“This is not an anti-Obama poverty tour and I’m tired of hearing that quite frankly,” broadcaster Tavis Smiley told ABC News White House correspondent Jake Tapper today on his way into DC Central Kitchen in the nation’s capitol.
Smiley and Princeton Prof. Cornel West have embarked on a lengthy multi-city Poverty Tour around the country to highlight the problem low income Americans. Fourty million people live at or below the poverty line in the United States.
Despite their efforts, many have been critical of the tour saying that it is a veiled attempt to criticize President Obama.
Comedian and radio host Steve Harvey, who typically does not delve into political matters on his show, commented on the West/Tavis Poverty Tour this week. Harvey also read a letter from a listener on the air yesterday to listen click here. The letter, from “Mrs. Jones for Charleston” read in part, that the two “did a lot of poverty pimping” on the tour “selling books.”

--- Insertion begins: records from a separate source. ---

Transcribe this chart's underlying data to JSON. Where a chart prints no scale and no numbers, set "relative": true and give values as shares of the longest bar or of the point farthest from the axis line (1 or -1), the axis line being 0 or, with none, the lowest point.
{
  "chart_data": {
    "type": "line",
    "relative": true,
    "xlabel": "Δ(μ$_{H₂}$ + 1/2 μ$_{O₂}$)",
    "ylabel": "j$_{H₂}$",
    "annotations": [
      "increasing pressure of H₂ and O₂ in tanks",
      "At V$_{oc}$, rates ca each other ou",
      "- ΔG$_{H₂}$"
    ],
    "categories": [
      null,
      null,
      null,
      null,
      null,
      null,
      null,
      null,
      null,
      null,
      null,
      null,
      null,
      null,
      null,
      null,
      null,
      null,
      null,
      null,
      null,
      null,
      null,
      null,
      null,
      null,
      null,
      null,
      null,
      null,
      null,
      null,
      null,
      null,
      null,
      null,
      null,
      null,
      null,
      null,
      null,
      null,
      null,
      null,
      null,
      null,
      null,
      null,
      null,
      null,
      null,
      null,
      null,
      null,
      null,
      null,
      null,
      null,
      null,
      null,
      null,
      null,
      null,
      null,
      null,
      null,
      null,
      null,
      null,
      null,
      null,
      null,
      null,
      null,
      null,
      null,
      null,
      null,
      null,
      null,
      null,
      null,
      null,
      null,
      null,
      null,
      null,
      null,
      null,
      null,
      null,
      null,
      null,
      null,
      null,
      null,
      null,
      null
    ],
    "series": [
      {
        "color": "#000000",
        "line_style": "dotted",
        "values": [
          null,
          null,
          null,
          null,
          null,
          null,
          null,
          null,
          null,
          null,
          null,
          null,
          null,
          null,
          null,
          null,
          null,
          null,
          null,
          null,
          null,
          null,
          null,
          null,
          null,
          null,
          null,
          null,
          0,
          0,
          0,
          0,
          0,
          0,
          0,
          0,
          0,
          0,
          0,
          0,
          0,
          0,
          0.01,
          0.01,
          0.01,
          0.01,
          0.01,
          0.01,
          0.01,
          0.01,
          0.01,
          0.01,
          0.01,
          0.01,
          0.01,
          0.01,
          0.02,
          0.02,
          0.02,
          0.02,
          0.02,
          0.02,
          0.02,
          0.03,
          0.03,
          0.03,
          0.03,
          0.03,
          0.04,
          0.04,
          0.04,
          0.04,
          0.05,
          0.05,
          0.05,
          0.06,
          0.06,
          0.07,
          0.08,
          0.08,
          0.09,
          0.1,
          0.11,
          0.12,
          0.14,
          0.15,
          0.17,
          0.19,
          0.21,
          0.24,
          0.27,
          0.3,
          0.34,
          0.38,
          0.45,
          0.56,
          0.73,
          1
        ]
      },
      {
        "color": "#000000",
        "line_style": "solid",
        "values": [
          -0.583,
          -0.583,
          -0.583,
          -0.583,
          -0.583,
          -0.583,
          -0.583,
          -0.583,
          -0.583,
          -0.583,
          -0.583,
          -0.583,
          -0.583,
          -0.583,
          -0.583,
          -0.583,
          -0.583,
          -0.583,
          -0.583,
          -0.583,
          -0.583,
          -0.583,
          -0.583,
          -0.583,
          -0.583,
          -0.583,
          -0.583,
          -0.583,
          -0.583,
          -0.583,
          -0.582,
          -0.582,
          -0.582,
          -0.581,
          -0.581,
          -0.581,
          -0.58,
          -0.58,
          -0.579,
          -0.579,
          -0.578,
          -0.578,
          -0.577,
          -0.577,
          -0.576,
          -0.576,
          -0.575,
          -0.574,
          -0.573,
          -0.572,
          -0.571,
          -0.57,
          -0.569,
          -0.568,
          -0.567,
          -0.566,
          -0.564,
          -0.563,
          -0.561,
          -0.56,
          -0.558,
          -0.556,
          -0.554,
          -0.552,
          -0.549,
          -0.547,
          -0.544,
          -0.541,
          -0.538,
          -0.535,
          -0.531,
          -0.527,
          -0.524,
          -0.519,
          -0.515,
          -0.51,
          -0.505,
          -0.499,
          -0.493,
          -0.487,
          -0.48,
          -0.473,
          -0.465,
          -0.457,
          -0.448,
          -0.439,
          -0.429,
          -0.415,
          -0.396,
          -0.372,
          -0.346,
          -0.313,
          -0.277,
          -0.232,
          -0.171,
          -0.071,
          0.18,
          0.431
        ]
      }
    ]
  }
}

Though Harvey does not speak out as much on politics compared to other celebrities, many of the sentiments he expressed have been heard by others regarding the Poverty Tour.
Smiley has called for a White House conference on poverty. Harvey was critical. “Once again Mr. Smiley, you are demanding [to be] the center [of] attention with the President of the United States,” Harvey pointed out. “Who in the hell has two or three days for [Smiley]?”
“Poverty existed before January 2009 — where was your poverty bus when Clinton was President or Reagan or the Bush Administration when we were being driven to this new level of poverty,” Harvey added. Many feel that House Republicans, who have consistently opposed President Obama and are attempting to dismantle the social safety net, should be criticized on social policy, not President Obama.
Outside DC Central Kitchen, Smiley said Americans, “want the President to focus on jobs, they want to know he’s going to fight for them. They are tired of seeing the Republicans clean his clock on every piece of legislation.”
“They are tired of compromising his way out of the foxhole rather than fighting his way out of the foxhole,” Smiley added. “The new poor are the former middle class. It breaks your heart to hear, to see former middle class people talking about losing their jobs.”
“There is a moral and spiritual as well as political and economic dimension in this. People are hungry and thirst for people who will talk candidly about these issues,” Prof. Cornel West said. “When you hit that moral and spiritual dimension you’re talking more than Democrat and Republican parties we’re talking something deep within the American people,” Prof West said.
Before making the stop at DC Central Kitchen, the two made a stop at the Progressive National Baptist Convention.